In a special audit report presented on Wednesday 26 November, the European Court of Auditors highlighted the delays encountered by many Member States in complying with European requirements on sorting and recycling municipal waste, which were tightened in 2018 (see EUROPE 12004/6).
According to the report, three countries - Germany, Austria and Slovenia - manage to recycle or compost more than 60% of the municipal waste they collect. In contrast, Romania, Greece, Malta and Cyprus still bury or incinerate over 80% of this type of waste.
The Court paid particular attention to the situation in Greece, Poland, Portugal and Romania. These countries risk failing to meet the 50% recycling target set for 2025, as well as the 65% target for recycling packaging waste (with the exception of Portugal).
As regards selective sorting, the situation varies greatly from one Member State to another. According to data from 2022 or 2023, differentiated waste collection accounted for 15% of waste in Romania, 18% in Greece, 24% in Portugal and 41% in Poland.
Several factors explain these delays, according to the European auditors. The countries evaluated underestimated the investment needed to meet the targets. Greece and Romania have not made sufficient use of the European funds available.
The European Commission has also been criticised. In the Court’s view, it was late in initiating infringement proceedings, as the first proceedings in respect of the 2018 European targets were not opened until 2024. Additional resources should also be allocated to the EU institution to carry out field missions on the basis of its June 2023 early warning reports (see EUROPE 13197/12). At that time, the EU institution had issued recommendations to the eighteen Member States at risk of missing any of the targets set for 2025.
The Court of Auditors identifies another challenge: the viability of the European recycling industry. Facilities are either rare in some Member States or threatened with closure, particularly those for plastics processing, due to rising costs, low demand for their products and imports of cheaper plastics from third countries.
The auditors also note the inadequacy of public funding to improve municipal waste management and the inability of stakeholders to make full use of economic instruments: deposit systems, increased tax on landfill sites, pricing based on the volume or weight of waste produced (‘pay-as-you-throw’ principle).

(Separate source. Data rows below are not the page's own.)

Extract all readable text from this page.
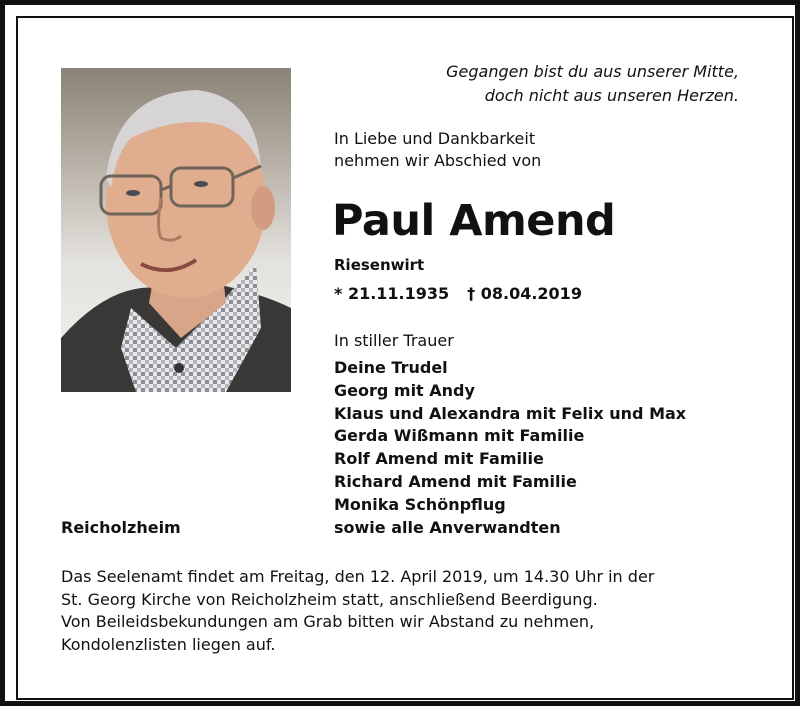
Gegangen bist du aus unserer Mitte,
doch nicht aus unseren Herzen.
In Liebe und Dankbarkeit
nehmen wir Abschied von
Paul Amend
Riesenwirt
* 21.11.1935 † 08.04.2019
In stiller Trauer
Deine Trudel
Georg mit Andy
Klaus und Alexandra mit Felix und Max
Gerda Wißmann mit Familie
Rolf Amend mit Familie
Richard Amend mit Familie
Monika Schönpflug
sowie alle Anverwandten
Reicholzheim
Das Seelenamt findet am Freitag, den 12. April 2019, um 14.30 Uhr in der
St. Georg Kirche von Reicholzheim statt, anschließend Beerdigung.
Von Beileidsbekundungen am Grab bitten wir Abstand zu nehmen,
Kondolenzlisten liegen auf.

The ‘pay-as-you-throw’ principle is enshrined in the legislation of the four countries studied. But until 2024, it was not applied to households. Poland is even planning an unlimited exemption for this category of the population, and Portugal is exempting households from these charges until 2030.
“Fiscal incentives, as well as requiring citizens to pay for the volume or weight of waste they generate, can encourage them to separate and reduce waste”, said Stef Blok, the member of the Court responsible for the report, in a press release.